Влас захохотал и хлопнул себя по колену: «О-хо-хо, поддел!» – но старатели, которые не слыхали их с Егором дорожного разговора, не поняли и потому не поддержали.

– И то! – русый парень укоризненно покосился на Власа. – Ты, чай, так только…

– Про жизнь постылую, стало быть? – повторил Егорка, посуровев лицом. – Ладно, человек добрый, будет тебе про горе да бездолье, только не мастер я словами-то сказывать. Ты сам скажи, какие слова в сердце твоем загорятся.

Старатели сошлись поближе в предчувствии потехи, но потехи не вышло. На простецкую лихую мелодию то, что играл Егорка, оказалось вовсе непохоже.

Скрипка зарыдала человечьим надрывным плачем. Морок, уже не медленный и сладкий, а тяжелый и темный сжал сердца, стеснил горло – ветер воет в трубе, неприютный бродяга, некрещеный да брошенный младенчик, свищет в поле метель, бредет по тракту одинокий странник – мороз свел пальцы, ознобил душу, лицо – как застылая маска… вымерзли озими, содрали с крыш солому, ревут голодные коровы, бабы воют по покойнику раздирающими голосами… или это ветер поет отходную неприкаянным душам… бредут по тракту колодники…подскакивает на колдобинах телега, подскакивает неживое тело на голых досках… отмучился, не дошедши… погиб мальчишечка…

На этот раз тяжелая тишина пала, как занавес, только всхлипывал в уголке, уткнув в шапку лицо, пьяненький заезжий мужичок с козлиной бородкой. Общую мрачную думу нарушил страшный мужик с рваным лицом. Он легко, будто в ополовиненной четвертной была не водка, а чистая вода, встал из-за стола и подошел к Егору упругой рысьей походкой. В черных пальцах, откуда ни возьмись, появилась белая ассигнация, и мужик хлопнул ее на стол перед Егором – только ахнули деревенские.

– Распотешил ты меня, – сказал рваный глухо. – Утолил душеньку-то. Чай, выпьешь за мое здоровье.

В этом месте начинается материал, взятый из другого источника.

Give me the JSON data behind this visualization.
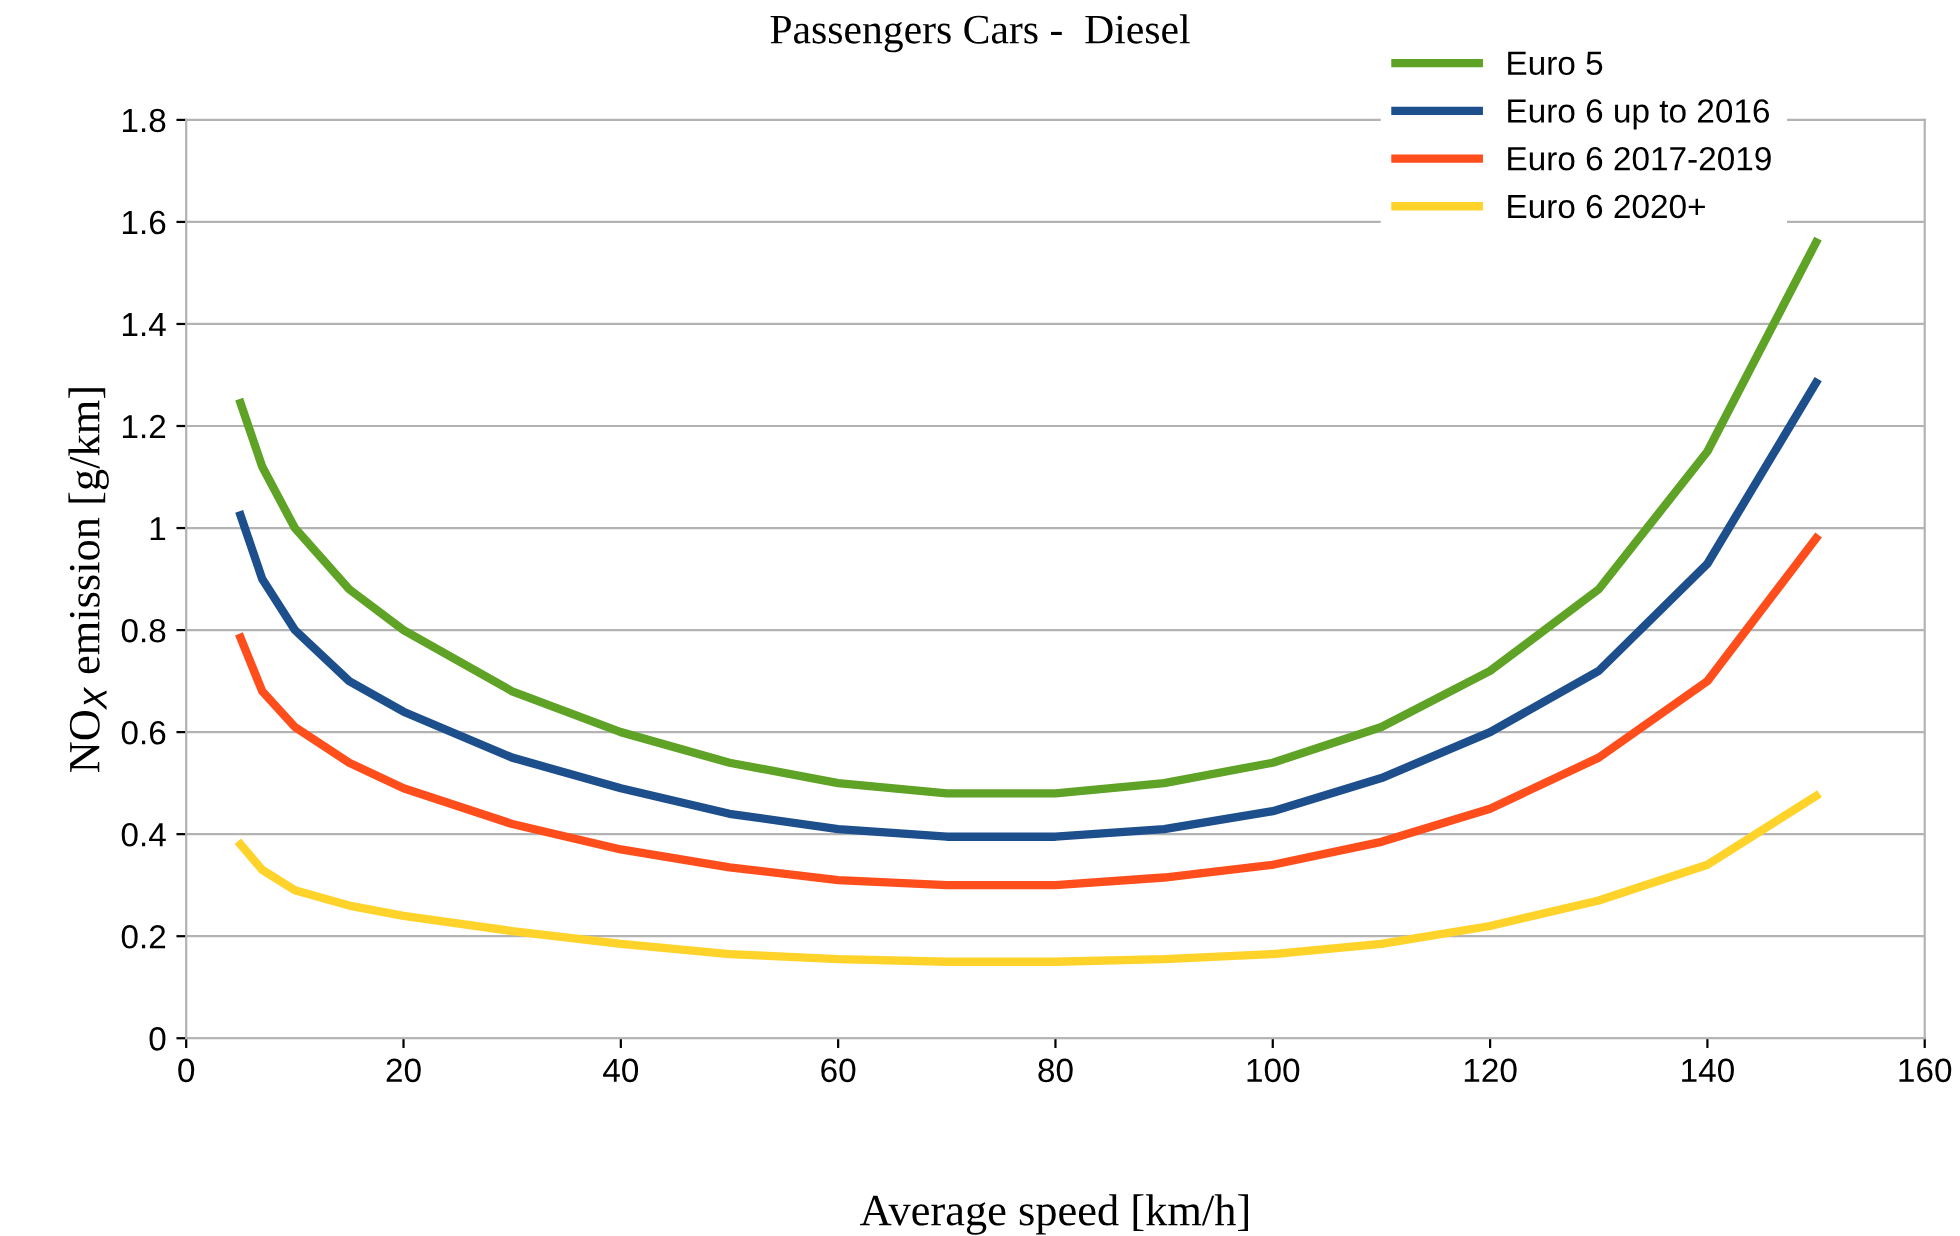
{
  "chart_data": {
    "type": "line",
    "title": "Passengers Cars -  Diesel",
    "xlabel": "Average speed [km/h]",
    "ylabel": "NO$_{X}$ emission [g/km]",
    "x": [
      5,
      7,
      10,
      15,
      20,
      30,
      40,
      50,
      60,
      70,
      80,
      90,
      100,
      110,
      120,
      130,
      140,
      150
    ],
    "series": [
      {
        "name": "Euro 5",
        "color": "#5ea226",
        "values": [
          1.245,
          1.12,
          1.0,
          0.88,
          0.8,
          0.68,
          0.6,
          0.54,
          0.5,
          0.48,
          0.48,
          0.5,
          0.54,
          0.61,
          0.72,
          0.88,
          1.15,
          1.56
        ]
      },
      {
        "name": "Euro 6 up to 2016",
        "color": "#1d4f8c",
        "values": [
          1.025,
          0.9,
          0.8,
          0.7,
          0.64,
          0.55,
          0.49,
          0.44,
          0.41,
          0.395,
          0.395,
          0.41,
          0.445,
          0.51,
          0.6,
          0.72,
          0.93,
          1.285
        ]
      },
      {
        "name": "Euro 6 2017-2019",
        "color": "#ff4d1c",
        "values": [
          0.785,
          0.68,
          0.61,
          0.54,
          0.49,
          0.42,
          0.37,
          0.335,
          0.31,
          0.3,
          0.3,
          0.315,
          0.34,
          0.385,
          0.45,
          0.55,
          0.7,
          0.98
        ]
      },
      {
        "name": "Euro 6 2020+",
        "color": "#ffd32a",
        "values": [
          0.38,
          0.33,
          0.29,
          0.26,
          0.24,
          0.21,
          0.185,
          0.165,
          0.155,
          0.15,
          0.15,
          0.155,
          0.165,
          0.185,
          0.22,
          0.27,
          0.34,
          0.475
        ]
      }
    ],
    "xlim": [
      0,
      160
    ],
    "xticks": [
      0,
      20,
      40,
      60,
      80,
      100,
      120,
      140,
      160
    ],
    "ylim": [
      0,
      1.8
    ],
    "yticks": [
      0,
      0.2,
      0.4,
      0.6,
      0.8,
      1,
      1.2,
      1.4,
      1.6,
      1.8
    ],
    "grid": "y",
    "legend": "top right"
  }
}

– Спасибо на добром слове, – тихо ответил Егор.

Бешеные эти деньги его будто бы вовсе и не обрадовали. Егор с минуту смотрел на бумажку, вроде как колеблясь – брать ли, нет ли – но все-таки взял и чуть улыбнулся.

– Чай, корову справить можно, – пробормотал Влас еле слышно.

Рваный мужик удостоил его кривой презрительной ухмылкой и ушел к себе в угол так же цепко и трезво. Егорка сложил скрипку на зеленый бархат и тронул чайник кончиками пальцев.

– Вот и кипяток-то остыл, – сказал он огорченно.

Простые эти слова отчего-то насмешили его слушателей.

– Уши-то поразвесили, да рты порасстегивали! – выговорил русый парень, давясь от смеха.

– И то, – вторил Влас. – Чай, песня-то душевная!

– Георгий, – вдруг окликнули негромко посреди общего веселья. – Георгий, позвольте сказать вам пару слов…

Егорка оглянулся.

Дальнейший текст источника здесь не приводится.